Migrating multiple repositories to Git
A few weeks ago I faced the challenge of migrating and merging multiple SVN and Git repositories into one single repository. The stackoverflow discussion “Merge two separate SVN repositories into a single Git repository” contains all the information required to solve this problem. This is a concise reproduction of all the bits an pieces presented in the article.
The plan is simple:
- clone the involved Git repositories
- migrate relevant SVN repositories to Git
- rewrite the repositories in case of overlaps or errors
- create new repository and add empty commit
- add remotes for all repositories
- fetch all remotes
- create a list of all commits of all repositories, sort it chronologically
- cherry-pick each commit in the list and apply it in the new repository
And here are the commands that implement the plan above. First clone and migrate Git and SVN repositories.
mkdir ~/delme cd ~/delme/ git clone ~/dev/repo1 git clone ~/dev/repo2 git svn clone svn://server:/repo3/ git svn clone svn://server:/repo4/
If the repositories have the same file or folder names a history rewrite is necessary. Assuming repo1 overlaps with other repositories, it is a good idea to put the contents of repo1 in a subfolder in the target repository. To accomplish this, the history of the master branch of repo1 is rewritten and all its contents is moved to the folder “subfolder”.

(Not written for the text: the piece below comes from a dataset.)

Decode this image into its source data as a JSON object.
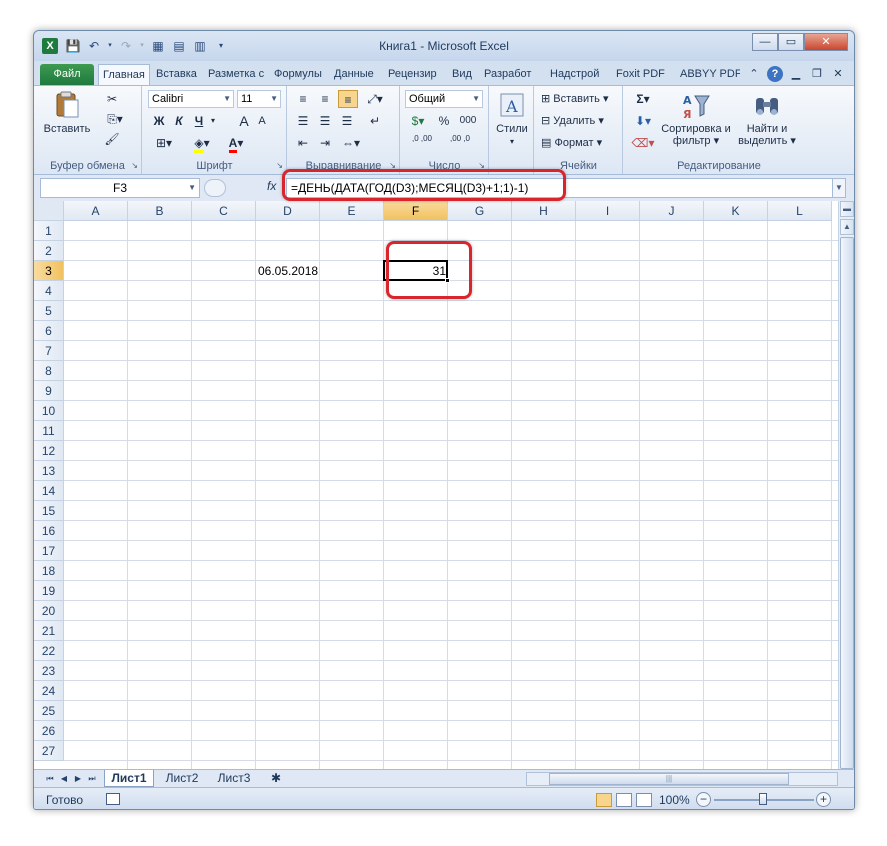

cd repo1 git filter-branch --tree-filter 'mkdir -p subfolder; find -mindepth 1 -maxdepth 1 -not -name subfolder -exec mv {} $fname subfolder \;' master
In this step, it is also possible to completely remove files from a repository. The following command removes the file “invalidfile” in “subfolder” from the repository completely.
git filter-branch -f --index-filter 'git rm -r --cached --ignore-unmatch subfolder/invalidfile;' master
This can be repeated for other repositories as well if necessary or desired. In the next step, the target repository that should contain all merges is created. Remote repositories are added and fetched.
mkdir ~/newpreo cd ~/newpreo git init . git commit --allow-empty -m'Initial commit (empty)' git branch seed git checkout seed git remote add repo1 ~/delme/repo1 git remote add repo2 ~/delme/repo2 git remote add repo3 ~/delme/repo3 git remote add repo4 ~/delme/repo4 git fetch repo1 git fetch repo2 git fetch repo3 git fetch repo4
Finally, file containing lists are created for all commits from all repositories. The lists include the timestamp for each commit (seconds since 1/1/1970). The lists are then sorted and merged. The final result is stored in the file “ordered_commits”. This list is then iterated over and each entry is fed to the git cherry-pick
command.
git --no-pager log --format='%at %H' repo1/master > reco1_commits git --no-pager log --format='%at %H' repo2/master > reco2_commits git --no-pager log --format='%at %H' repo3/master > reco3_commits git --no-pager log --format='%at %H' repo4/master > reco4_commits cat *_commits | sort | cut -d' ' -f2 > ordered_commits cat ordered_commits | while read commit; do git cherry-pick $commit; done
The cherry-pick
command prompts git to apply the commit to the current branch. This results in a repository containing all commits from all 4 repositories in a chronological order. That’s all there is to it.
2 Comments
Chris, the technique seems cumbersome but it really works flawlessly. I cleaned and merged 2 SVN and 2 GIT repositories, the SVN repositories had over 4 years of history. Now everything is in one place, neat and clean.
Sorry, the comment form is closed at this time.
I would have assumed you could do some kind of octopus merge to bring them all together. But looking it up I see a merge is only possible when there’s common ancestry, so this cherry-pick/rebase method is required.